タクシーと山手線を乗り継ぎ、渋谷へ戻る。反省会と称して駅前のマイアミで煙草を吸う事にした。

「まずこのカメラの写真を現像するじゃろ?これは俺が帰りにやっとくわ。んでアンケート用紙の管理はお前な。それから今後なんじゃけど、聖心・大妻・共立これは外せん。あとは本女・帝女・戸板・嘉悦・東横……」

よくも次から次へと女子大の名前が出て来るなと関心する。そういった事にあまり興味のなかった俺にとって半分以上は聞いた事もない大学名だらけだった。

日程的に共立が次のターゲット。入学式のある会場の最寄り駅の神保町駅に集合する事になった。

効率化を踏まえる為にも式前の登校時は辞めて、式後一発勝負となった。無駄な早起きと通勤ラッシュはもう懲り懲りだ。

地下鉄の神保町駅からまっすぐ進むと小学館や集英社の社屋が並んでおり、その先に共立女子のキャンパスが見えて来る。

先日の目白女子の時の比ではないくらいの大学生が、新入生が出て来るのを今か今かと待ち構えていた。

「お!イナ君!出て来たんか?懲りんね〜。」

ホソダが知り合いを見つけたらしく、話しかけていた。

「今のは?」

「あいつイナモリつって、去年パクられたんだよ。」

「え?」

「おととしの冬にどっかのスキー場でナンパした女に眠剤飲まして悪さしたんだけど、そのあと女の子雑誌の取材受けて身バレして……」

ヨヨギとホソダがケタケタと笑い出す。要するにこういう事らしい。

このイナモリという男はスキー場でナンパした女の子の部屋に上がりこみ、睡眠導入剤入りの酒を飲まして昏倒させた上で財布からお金を盗んだ。
被害にあった女の子も犯人の名前も素性も連絡先も知らないので泣き寝入りしていたのだが、たまたま読んだ雑誌に犯人が名前と大学名入で掲載されていたので通報、イナモリはお縄になった。

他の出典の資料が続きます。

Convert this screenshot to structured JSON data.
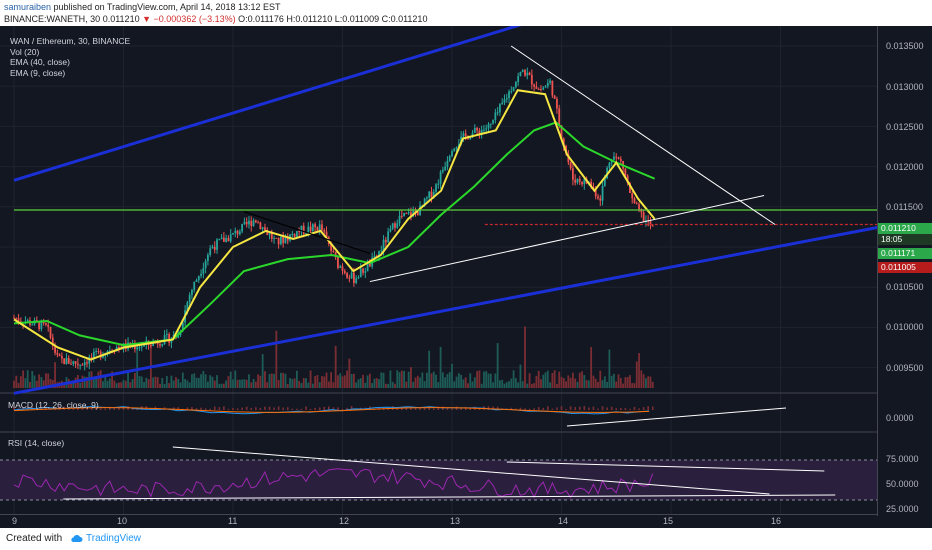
{
  "header": {
    "author": "samuraiben",
    "published_text": "published on TradingView.com, April 14, 2018 13:12 EST",
    "symbol": "BINANCE:WANETH, 30",
    "last": "0.011210",
    "change_arrow": "▼",
    "change": "−0.000362 (−3.13%)",
    "ohlc": "O:0.011176 H:0.011210 L:0.011009 C:0.011210"
  },
  "legend": {
    "title": "WAN / Ethereum, 30, BINANCE",
    "items": [
      "Vol (20)",
      "EMA (40, close)",
      "EMA (9, close)"
    ]
  },
  "panes": {
    "macd_label": "MACD (12, 26, close, 9)",
    "rsi_label": "RSI (14, close)"
  },
  "price_axis": {
    "ticks": [
      "0.013500",
      "0.013000",
      "0.012500",
      "0.012000",
      "0.011500",
      "0.011000",
      "0.010500",
      "0.010000",
      "0.009500"
    ],
    "badges": [
      "0.011210",
      "18:05",
      "0.011171",
      "0.011005"
    ],
    "macd_tick": "0.0000",
    "rsi_ticks": [
      "75.0000",
      "50.0000",
      "25.0000"
    ]
  },
  "time_axis": {
    "labels": [
      "9",
      "10",
      "11",
      "12",
      "13",
      "14",
      "15",
      "16"
    ]
  },
  "footer": {
    "created_with": "Created with",
    "brand": "TradingView"
  },
  "colors": {
    "bull": "#26a69a",
    "bear": "#ef5350",
    "ema40": "#2bd72b",
    "ema9": "#f5e642",
    "channel": "#1a2fd6",
    "support": "#5ccf3a",
    "resistance": "#c62828",
    "rsi": "#9c27b0"
  },
  "chart_data": {
    "type": "candlestick",
    "title": "WAN / Ethereum, 30, BINANCE",
    "x_labels": [
      "9",
      "10",
      "11",
      "12",
      "13",
      "14",
      "15",
      "16"
    ],
    "ylim": [
      0.0091,
      0.0137
    ],
    "key_levels": {
      "support": 0.01146,
      "resistance": 0.01128
    },
    "close_path": [
      {
        "x": 9.0,
        "y": 0.01012
      },
      {
        "x": 9.3,
        "y": 0.01
      },
      {
        "x": 9.4,
        "y": 0.0096
      },
      {
        "x": 9.6,
        "y": 0.00955
      },
      {
        "x": 9.9,
        "y": 0.00975
      },
      {
        "x": 10.2,
        "y": 0.00978
      },
      {
        "x": 10.5,
        "y": 0.0099
      },
      {
        "x": 10.6,
        "y": 0.0104
      },
      {
        "x": 10.8,
        "y": 0.011
      },
      {
        "x": 11.0,
        "y": 0.01115
      },
      {
        "x": 11.2,
        "y": 0.01135
      },
      {
        "x": 11.4,
        "y": 0.01105
      },
      {
        "x": 11.6,
        "y": 0.0112
      },
      {
        "x": 11.8,
        "y": 0.01125
      },
      {
        "x": 11.95,
        "y": 0.0108
      },
      {
        "x": 12.1,
        "y": 0.0106
      },
      {
        "x": 12.3,
        "y": 0.01085
      },
      {
        "x": 12.5,
        "y": 0.01135
      },
      {
        "x": 12.7,
        "y": 0.01145
      },
      {
        "x": 12.85,
        "y": 0.01175
      },
      {
        "x": 13.0,
        "y": 0.01225
      },
      {
        "x": 13.15,
        "y": 0.0124
      },
      {
        "x": 13.35,
        "y": 0.0125
      },
      {
        "x": 13.55,
        "y": 0.013
      },
      {
        "x": 13.65,
        "y": 0.0132
      },
      {
        "x": 13.8,
        "y": 0.01295
      },
      {
        "x": 13.9,
        "y": 0.01305
      },
      {
        "x": 14.0,
        "y": 0.0124
      },
      {
        "x": 14.1,
        "y": 0.01185
      },
      {
        "x": 14.25,
        "y": 0.0118
      },
      {
        "x": 14.35,
        "y": 0.0116
      },
      {
        "x": 14.45,
        "y": 0.01215
      },
      {
        "x": 14.55,
        "y": 0.01205
      },
      {
        "x": 14.65,
        "y": 0.01155
      },
      {
        "x": 14.75,
        "y": 0.01135
      },
      {
        "x": 14.85,
        "y": 0.01121
      }
    ],
    "ema9": [
      {
        "x": 9.0,
        "y": 0.0101
      },
      {
        "x": 9.4,
        "y": 0.00975
      },
      {
        "x": 9.7,
        "y": 0.0096
      },
      {
        "x": 10.0,
        "y": 0.00975
      },
      {
        "x": 10.45,
        "y": 0.00985
      },
      {
        "x": 10.7,
        "y": 0.0105
      },
      {
        "x": 11.0,
        "y": 0.011
      },
      {
        "x": 11.3,
        "y": 0.0112
      },
      {
        "x": 11.55,
        "y": 0.0111
      },
      {
        "x": 11.8,
        "y": 0.0112
      },
      {
        "x": 12.1,
        "y": 0.0107
      },
      {
        "x": 12.35,
        "y": 0.0109
      },
      {
        "x": 12.6,
        "y": 0.01135
      },
      {
        "x": 12.9,
        "y": 0.0117
      },
      {
        "x": 13.1,
        "y": 0.01235
      },
      {
        "x": 13.4,
        "y": 0.01245
      },
      {
        "x": 13.6,
        "y": 0.01295
      },
      {
        "x": 13.85,
        "y": 0.0129
      },
      {
        "x": 14.05,
        "y": 0.01215
      },
      {
        "x": 14.3,
        "y": 0.0117
      },
      {
        "x": 14.5,
        "y": 0.01205
      },
      {
        "x": 14.7,
        "y": 0.0116
      },
      {
        "x": 14.85,
        "y": 0.01135
      }
    ],
    "ema40": [
      {
        "x": 9.0,
        "y": 0.01005
      },
      {
        "x": 9.3,
        "y": 0.01008
      },
      {
        "x": 9.6,
        "y": 0.0099
      },
      {
        "x": 10.0,
        "y": 0.00978
      },
      {
        "x": 10.45,
        "y": 0.00985
      },
      {
        "x": 10.8,
        "y": 0.0103
      },
      {
        "x": 11.1,
        "y": 0.0107
      },
      {
        "x": 11.5,
        "y": 0.01085
      },
      {
        "x": 11.9,
        "y": 0.0109
      },
      {
        "x": 12.25,
        "y": 0.0108
      },
      {
        "x": 12.6,
        "y": 0.011
      },
      {
        "x": 12.9,
        "y": 0.0114
      },
      {
        "x": 13.2,
        "y": 0.01175
      },
      {
        "x": 13.5,
        "y": 0.01215
      },
      {
        "x": 13.75,
        "y": 0.01245
      },
      {
        "x": 13.95,
        "y": 0.01255
      },
      {
        "x": 14.2,
        "y": 0.01225
      },
      {
        "x": 14.5,
        "y": 0.01205
      },
      {
        "x": 14.85,
        "y": 0.01185
      }
    ]
  }
}
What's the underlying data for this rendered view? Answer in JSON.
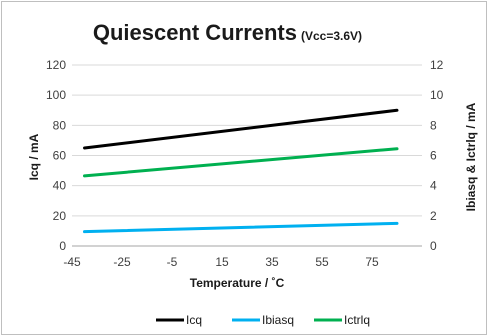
{
  "chart_data": {
    "type": "line",
    "title": "Quiescent Currents",
    "subtitle": "(Vcc=3.6V)",
    "xlabel": "Temperature / ˚C",
    "ylabel": "Icq / mA",
    "y2label": "Ibiasq & Ictrlq / mA",
    "xlim": [
      -45,
      95
    ],
    "ylim": [
      0,
      120
    ],
    "y2lim": [
      0,
      12
    ],
    "xticks": [
      -45,
      -25,
      -5,
      15,
      35,
      55,
      75
    ],
    "yticks": [
      0,
      20,
      40,
      60,
      80,
      100,
      120
    ],
    "y2ticks": [
      0,
      2,
      4,
      6,
      8,
      10,
      12
    ],
    "grid": true,
    "legend_position": "bottom",
    "series": [
      {
        "name": "Icq",
        "axis": "left",
        "color": "#000000",
        "x": [
          -40,
          85
        ],
        "y": [
          65,
          90
        ]
      },
      {
        "name": "Ibiasq",
        "axis": "right",
        "color": "#00b0f0",
        "x": [
          -40,
          85
        ],
        "y": [
          0.95,
          1.5
        ]
      },
      {
        "name": "Ictrlq",
        "axis": "right",
        "color": "#00b050",
        "x": [
          -40,
          85
        ],
        "y": [
          4.65,
          6.45
        ]
      }
    ]
  }
}
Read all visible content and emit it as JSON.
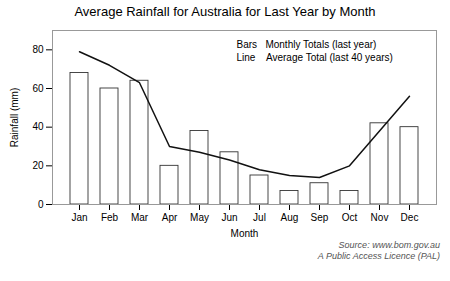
{
  "chart_data": {
    "type": "bar",
    "title": "Average Rainfall for Australia for Last Year by Month",
    "x_label": "Month",
    "y_label": "Rainfall (mm)",
    "categories": [
      "Jan",
      "Feb",
      "Mar",
      "Apr",
      "May",
      "Jun",
      "Jul",
      "Aug",
      "Sep",
      "Oct",
      "Nov",
      "Dec"
    ],
    "series": [
      {
        "type": "bar",
        "color": "white",
        "values": [
          68,
          60,
          64,
          20,
          38,
          27,
          15,
          7,
          11,
          7,
          42,
          40
        ]
      },
      {
        "type": "line",
        "color": "#111111",
        "values": [
          79,
          72,
          63,
          30,
          27,
          23,
          18,
          15,
          14,
          20,
          38,
          56
        ]
      }
    ],
    "ylim": [
      0,
      90
    ],
    "yticks": [
      0,
      20,
      40,
      60,
      80
    ],
    "annotations": [
      "Bars   Monthly Totals (last year)",
      "Line    Average Total (last 40 years)",
      "Source: www.bom.gov.au\nA Public Access Licence (PAL)"
    ]
  }
}
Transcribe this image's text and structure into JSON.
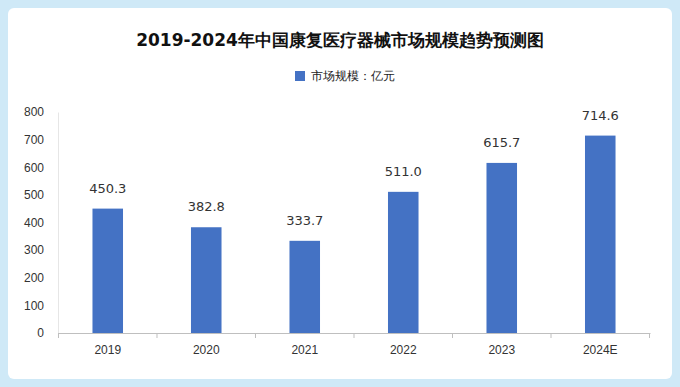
{
  "chart_data": {
    "type": "bar",
    "title": "2019-2024年中国康复医疗器械市场规模趋势预测图",
    "categories": [
      "2019",
      "2020",
      "2021",
      "2022",
      "2023",
      "2024E"
    ],
    "series": [
      {
        "name": "市场规模：亿元",
        "color": "#4472c4",
        "values": [
          450.3,
          382.8,
          333.7,
          511.0,
          615.7,
          714.6
        ],
        "value_labels": [
          "450.3",
          "382.8",
          "333.7",
          "511.0",
          "615.7",
          "714.6"
        ]
      }
    ],
    "ylim": [
      0,
      800
    ],
    "yticks": [
      0,
      100,
      200,
      300,
      400,
      500,
      600,
      700,
      800
    ],
    "grid": false,
    "legend": "top",
    "data_labels": true
  }
}
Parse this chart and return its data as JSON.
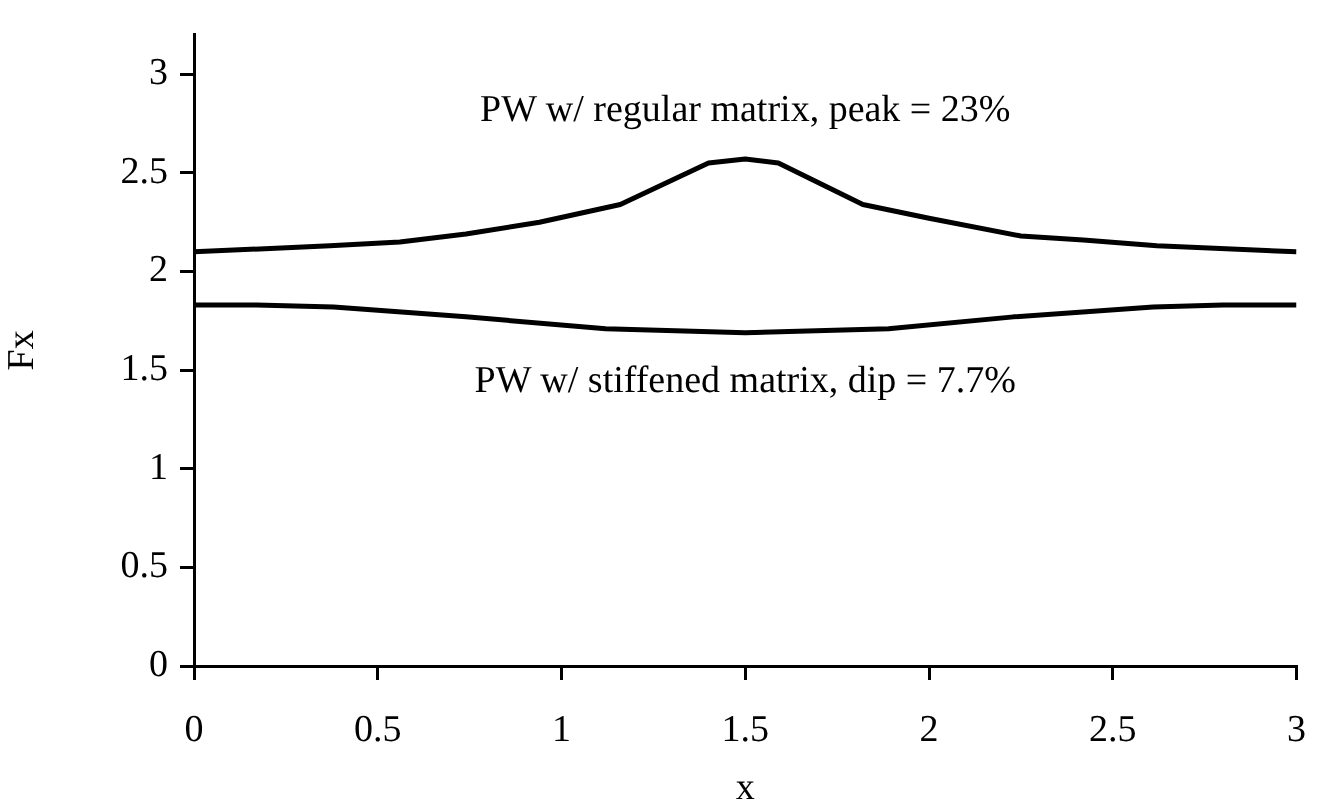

当時は(今でもそうかもしれないが)学生サークルの顔役的存在の人間が”仕出し”と呼ばれる仕事を請け負って、雑誌のインタビューコーナーとかストリートファッションコーナーとか、テレビのエキストラやなんかにサークル仲間の大学生をあてがってバイト代を稼いでいた。

イナモリもそういった女の子雑誌の”彼女にしたい春コーデ”みたいな特集記事の端っこの方に「清潔感のあるブラウスなんかを着ている子がいいな」的なコメントを顔写真入で掲載されていたんだそうだ。

当然大学も除籍、今日もナンパ友達とただただ新入生を引っ掛けに来ただけらしい。

そんな鬼畜が右も左も分からない新女子大生を勧誘という名の狩りに来ている。それと比べたら俺らのインチキサークルの方が断然まともに思えて来た。

何がモチベーションになるかわからないものだ。俺は俄然やる気がわき出していた。